Eu costumo anotar as coisas, porque bebo, minha memória falha aqui e ali. Mas Alberto Landgraf faz questão de me lembrar repetidamente que eu fui o primeiro jornalista a escrever sobre ele neste país, quando o Epice tinha acabado de abrir. É bem possível, até porque, na época (lá por 2011, talvez?), ele mesmo não bebia uma gota sequer de álcool. O cozinheiro que passa por lugares rígidos (Alberto passou pelo Tom Aikens, Gordon Ramsay e Pierre Gagnaire) sabe que o caminho da cachaça é perigosíssimo e muito recorrente. E a decisão de não beber, pelo menos quando se está começando a decolar, é bem esperta: o Epice abriu sóbrio e determinado a mudar o padrão do que a gente comia e, com uma cozinha minúscula, fez milagre e subiu o sarrafo da comida em São Paulo. Subiu muito. O menu de almoço que custava R$39,00 (entrada, principal, sobremesa e água grátis) às vezes tinha boudin de foie gras; à noite, servia o que hoje muita gente parece tentar emular em restaurantes recém-inaugurados. Trouxe James Lowe, ensinou um pessoal a fazer carne dry-aged, botou orelha de porco frita como entrada, criou chefs e sub-chefs que estão comandando a nova cena de comida. Fez escola.

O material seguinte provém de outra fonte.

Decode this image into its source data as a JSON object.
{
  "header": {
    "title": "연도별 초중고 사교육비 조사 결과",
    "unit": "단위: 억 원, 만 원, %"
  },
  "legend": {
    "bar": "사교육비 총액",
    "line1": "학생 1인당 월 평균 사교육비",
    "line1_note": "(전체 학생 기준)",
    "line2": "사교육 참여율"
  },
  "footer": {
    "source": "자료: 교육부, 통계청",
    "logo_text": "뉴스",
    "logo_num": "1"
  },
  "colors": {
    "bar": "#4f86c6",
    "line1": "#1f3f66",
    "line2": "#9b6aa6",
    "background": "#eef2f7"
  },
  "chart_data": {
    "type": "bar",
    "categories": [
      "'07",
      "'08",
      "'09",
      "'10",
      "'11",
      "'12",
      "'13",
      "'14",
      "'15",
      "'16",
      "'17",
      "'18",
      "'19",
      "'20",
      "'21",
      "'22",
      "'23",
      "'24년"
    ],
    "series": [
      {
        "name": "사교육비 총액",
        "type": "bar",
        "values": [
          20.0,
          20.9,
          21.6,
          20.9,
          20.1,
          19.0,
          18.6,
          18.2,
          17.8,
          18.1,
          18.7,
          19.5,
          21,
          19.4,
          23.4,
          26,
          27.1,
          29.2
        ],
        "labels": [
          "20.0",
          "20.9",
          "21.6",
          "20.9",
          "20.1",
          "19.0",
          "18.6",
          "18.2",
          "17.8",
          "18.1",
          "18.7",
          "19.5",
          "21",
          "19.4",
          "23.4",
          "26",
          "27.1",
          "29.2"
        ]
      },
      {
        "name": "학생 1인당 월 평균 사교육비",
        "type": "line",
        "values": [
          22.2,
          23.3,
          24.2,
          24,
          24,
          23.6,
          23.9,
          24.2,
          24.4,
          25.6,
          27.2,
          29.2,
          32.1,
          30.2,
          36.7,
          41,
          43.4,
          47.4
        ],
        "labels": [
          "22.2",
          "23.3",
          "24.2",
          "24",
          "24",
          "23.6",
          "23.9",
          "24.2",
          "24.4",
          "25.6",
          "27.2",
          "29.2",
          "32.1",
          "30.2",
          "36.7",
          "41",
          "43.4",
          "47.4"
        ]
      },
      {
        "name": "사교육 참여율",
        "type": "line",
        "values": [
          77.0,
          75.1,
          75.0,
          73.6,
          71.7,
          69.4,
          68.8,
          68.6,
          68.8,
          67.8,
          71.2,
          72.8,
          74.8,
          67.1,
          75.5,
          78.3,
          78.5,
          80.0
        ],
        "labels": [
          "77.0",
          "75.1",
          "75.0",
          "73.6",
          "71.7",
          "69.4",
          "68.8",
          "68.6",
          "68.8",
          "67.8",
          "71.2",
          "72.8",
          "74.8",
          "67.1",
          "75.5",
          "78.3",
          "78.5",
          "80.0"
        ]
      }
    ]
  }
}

O Epice tinha falhas, claro: uma sobremesa de abacaxi que logo saiu do cardápio, um bar completamente defasado, a decoração que não condizia muito com o DNA da comida, uma carta de vinhos que, apesar de bem escolhidinha, ainda era deficitária, não tinha um sommelier no salão. Algumas falhas foram sendo corrigidas ao longo do tempo – chegou a ter Kennedy Nascimento comandando o que, hoje, eu sei que foi o melhor bar de restaurante que esta cidade já teve. Hoje eu sei, mas é tarde demais. O Epice fechou – não sei se o Alberto falhou em São Paulo ou se São Paulo falhou com ele, mas o Epice era ouro e a gente achava pouco. Que erro. Porque enquanto procurávamos nosso nióbio, perdemos Landgraf justamente para quem? Pro Rio De Janeiro, terra que até pouco tempo atrás era um deserto de boa comida.
Se, por um lado, dói ver Landgraf a uma ponte aérea de distância, por outro, é com motivo justo: o Oteque é hoje o melhor restaurante do nosso continente e com larguíssima margem, uma vaga de estacionamento para um caminhão-cegonha entre ele e o segundo colocado, seja quem for. É meu restaurante favorito do hemisfério sul. Fui três vezes e só melhora. Na última, agora no final de setembro, não vi nada fora do lugar. Os erros do Epice estão resolvidos, a começar pelo serviço.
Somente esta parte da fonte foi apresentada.